Tip 5: Fully control your car battery at least once a week (use a car battery charger or interchange batteries if you have to).   Your car battery drains even when the car is off.  That happens because current is drawn from the battery by car accessories (radio, lights, etc.) or the car computers.   This is the reason why folks come home from long vacations and find their car battery dead.  

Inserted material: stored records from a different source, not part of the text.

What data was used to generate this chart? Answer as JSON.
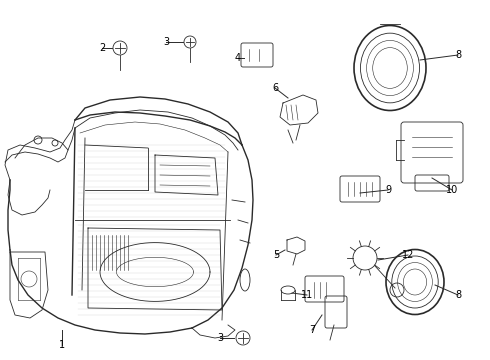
{
  "bg_color": "#ffffff",
  "line_color": "#2a2a2a",
  "label_color": "#000000",
  "figw": 4.9,
  "figh": 3.6,
  "dpi": 100
}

Car battery chargers (regular or solar) will maintain the optimum charge level of your car battery when the car is not being used.   They do it by providing enough power for your car accessories and car computer, so that they do not continuously draw current from the car battery when the vehicle is off.   They’re also helpful if you go on a lot of short car trips (like to work and back each day) and never give your battery a opportunity to fully recharge.  Repeatedly doing this will dramatically enhance your battery’s life — unless you use a car battery charger or interchange batteries, leaving you at home to fully charge.   The main thing to remember with this tip is…be sure you fully charge your car battery at least once a week because it’ll greatly increase the life span of your battery.  Do this using a charger, interchanging batteries…or simply going on a car ride long enough to recharge the battery.

Tip 6: Assess your vehicle battery’s water level.   Most car batteries indicate if there is a need for water.   So check the car battery water level indicator frequently and if water is needed, refill the battery with distilled water (and that is important, ONLY use distilled water to refill your car battery).

Never overcharge your car battery. Lead-acid batteries release oxygen and hydrogen gases when they are overcharged.  

  1. It can be explosive.

Tip 8: Check your car’s alternator.   If you’re doing everything we have recommended in this article but your car batteries are dying early, you will want to check your vehicle’s alternator (or find a mechanic to check it).